Attempts at Probabilistic Lob’s theorem

X = “Th(X)” Z = “not Th(Z) OR X” Th reasons: If not Th(Z) then Z. if Th(Z), then Th(Th(Z)) so Th knows it’s not the “not(Th(Z)” case. So Th(X), so X, so Z. Thus Z. This is an example of Th(Z), thus by Z, we have X.

X = “Pr(X) is defined and > 0.7” Z = “Pr(Z) not > 0.7 OR X” Pr reasons: If Pr(Z) not > 0.7 then Z. If Pr(Z) is defined and > 0.7 then Pr knows it’s not that case, so Pr(X) is defined and > 0.7. Thus X, thus Z. Thus Z. Pr, knowing this, will give Pr(Z) defined and > 0.7 (in fact = 1)l thus also X with prob 1. what’s wrong with this argument? Pr can assign infinitesimal probability mass to Pr(Z) = 0.68, then Z will be true while keeping Pr’s loss bounded.

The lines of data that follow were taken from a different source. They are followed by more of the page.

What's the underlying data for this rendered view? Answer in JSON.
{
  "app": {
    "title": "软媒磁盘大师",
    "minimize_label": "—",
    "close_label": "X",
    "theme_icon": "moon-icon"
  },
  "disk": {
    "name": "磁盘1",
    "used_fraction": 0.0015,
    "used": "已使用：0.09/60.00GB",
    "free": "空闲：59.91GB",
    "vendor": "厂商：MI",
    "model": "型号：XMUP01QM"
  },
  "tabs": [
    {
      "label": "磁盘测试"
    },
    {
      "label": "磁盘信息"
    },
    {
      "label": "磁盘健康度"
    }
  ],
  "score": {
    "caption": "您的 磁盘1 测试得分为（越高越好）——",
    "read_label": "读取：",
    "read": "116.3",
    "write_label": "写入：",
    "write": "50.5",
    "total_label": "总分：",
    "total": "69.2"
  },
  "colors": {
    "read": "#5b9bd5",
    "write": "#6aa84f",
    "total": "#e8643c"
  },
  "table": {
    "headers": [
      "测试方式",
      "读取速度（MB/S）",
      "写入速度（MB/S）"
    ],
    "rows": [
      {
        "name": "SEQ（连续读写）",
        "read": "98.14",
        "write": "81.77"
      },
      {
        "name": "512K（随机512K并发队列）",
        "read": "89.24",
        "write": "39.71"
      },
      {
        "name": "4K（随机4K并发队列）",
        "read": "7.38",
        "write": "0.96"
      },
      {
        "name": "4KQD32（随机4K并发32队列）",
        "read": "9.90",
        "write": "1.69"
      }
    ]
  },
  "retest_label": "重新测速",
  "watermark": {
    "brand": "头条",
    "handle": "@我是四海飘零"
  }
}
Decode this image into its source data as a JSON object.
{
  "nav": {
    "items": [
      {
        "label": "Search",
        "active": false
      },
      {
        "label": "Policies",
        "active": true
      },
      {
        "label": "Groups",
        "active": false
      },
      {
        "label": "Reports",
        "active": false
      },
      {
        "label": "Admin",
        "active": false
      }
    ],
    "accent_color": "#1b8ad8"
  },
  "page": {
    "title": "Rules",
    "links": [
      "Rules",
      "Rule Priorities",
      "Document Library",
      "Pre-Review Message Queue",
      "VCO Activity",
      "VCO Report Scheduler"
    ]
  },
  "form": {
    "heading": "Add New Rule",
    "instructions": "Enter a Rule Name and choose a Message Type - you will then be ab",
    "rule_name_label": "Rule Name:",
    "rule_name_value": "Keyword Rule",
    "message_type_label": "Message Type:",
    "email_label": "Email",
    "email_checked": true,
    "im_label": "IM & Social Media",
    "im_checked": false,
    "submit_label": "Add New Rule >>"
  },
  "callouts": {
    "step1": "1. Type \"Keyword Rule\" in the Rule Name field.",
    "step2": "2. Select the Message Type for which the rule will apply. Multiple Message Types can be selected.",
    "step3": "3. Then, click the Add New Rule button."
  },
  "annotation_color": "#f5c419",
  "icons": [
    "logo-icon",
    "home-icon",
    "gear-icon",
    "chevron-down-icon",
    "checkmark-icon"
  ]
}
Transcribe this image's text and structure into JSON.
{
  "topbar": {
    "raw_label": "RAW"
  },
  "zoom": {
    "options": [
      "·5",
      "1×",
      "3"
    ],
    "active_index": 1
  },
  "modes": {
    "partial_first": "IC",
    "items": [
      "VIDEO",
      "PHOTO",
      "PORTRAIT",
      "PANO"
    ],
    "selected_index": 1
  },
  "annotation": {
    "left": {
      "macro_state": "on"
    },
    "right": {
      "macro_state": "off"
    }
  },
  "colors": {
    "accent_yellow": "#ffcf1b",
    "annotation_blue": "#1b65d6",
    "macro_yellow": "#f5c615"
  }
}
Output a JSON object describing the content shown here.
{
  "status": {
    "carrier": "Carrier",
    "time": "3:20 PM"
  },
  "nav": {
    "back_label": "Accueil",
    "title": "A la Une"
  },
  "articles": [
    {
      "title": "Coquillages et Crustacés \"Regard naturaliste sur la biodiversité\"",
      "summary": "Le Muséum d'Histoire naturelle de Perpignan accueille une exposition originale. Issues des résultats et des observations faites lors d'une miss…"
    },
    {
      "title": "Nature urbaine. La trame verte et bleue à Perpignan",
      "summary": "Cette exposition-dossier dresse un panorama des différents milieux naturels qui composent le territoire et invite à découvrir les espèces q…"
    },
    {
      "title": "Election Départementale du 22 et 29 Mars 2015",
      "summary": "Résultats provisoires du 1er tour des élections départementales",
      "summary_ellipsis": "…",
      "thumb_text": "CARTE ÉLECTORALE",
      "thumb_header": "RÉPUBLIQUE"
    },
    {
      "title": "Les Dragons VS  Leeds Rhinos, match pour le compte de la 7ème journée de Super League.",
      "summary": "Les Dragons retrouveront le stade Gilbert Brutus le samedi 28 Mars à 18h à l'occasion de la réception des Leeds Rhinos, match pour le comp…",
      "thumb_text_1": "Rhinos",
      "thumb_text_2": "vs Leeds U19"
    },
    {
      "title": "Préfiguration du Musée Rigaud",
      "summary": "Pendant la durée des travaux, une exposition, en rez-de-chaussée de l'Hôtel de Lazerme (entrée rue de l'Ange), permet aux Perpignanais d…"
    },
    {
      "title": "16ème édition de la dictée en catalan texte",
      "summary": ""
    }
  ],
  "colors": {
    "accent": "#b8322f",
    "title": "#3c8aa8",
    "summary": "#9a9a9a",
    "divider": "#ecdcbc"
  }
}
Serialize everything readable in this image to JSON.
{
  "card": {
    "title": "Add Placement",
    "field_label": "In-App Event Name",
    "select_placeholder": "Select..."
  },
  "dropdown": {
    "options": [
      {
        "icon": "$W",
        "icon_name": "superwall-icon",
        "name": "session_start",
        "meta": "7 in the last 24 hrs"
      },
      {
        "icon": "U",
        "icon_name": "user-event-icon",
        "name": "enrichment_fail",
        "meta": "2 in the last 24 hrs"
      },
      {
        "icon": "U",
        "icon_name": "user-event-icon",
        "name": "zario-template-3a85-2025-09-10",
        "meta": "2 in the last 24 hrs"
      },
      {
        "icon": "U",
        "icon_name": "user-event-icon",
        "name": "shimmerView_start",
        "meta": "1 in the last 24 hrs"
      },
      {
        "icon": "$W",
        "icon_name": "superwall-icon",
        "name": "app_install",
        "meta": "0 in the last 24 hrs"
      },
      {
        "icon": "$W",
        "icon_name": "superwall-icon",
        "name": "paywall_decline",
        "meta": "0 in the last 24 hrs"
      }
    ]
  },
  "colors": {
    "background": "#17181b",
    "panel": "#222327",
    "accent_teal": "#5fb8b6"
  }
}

X = “Pr(X) has over 90% of its mass over 0.7” Z = “Pr(Z) has at least 10% of its mass <0.7 OR X” Pr reasons: If Pr(Z) has at least 10% of its mass <0.7, then Z. If Pr(Z) has over 90% of its mass over 0.7 then in all those cases Pr … wait no, it would reason that in general Pr knows “Pr(Z) has at least 10% of its mass <0.7” is not the case, but it can’t know that because it doesn’t know its beliefs.

This is the key distinction. In logic, Th(X) ⇒ Th(Th(X)) even if not Th(X) does not imply Th(not Th(X)). In probability, neither can be assumed.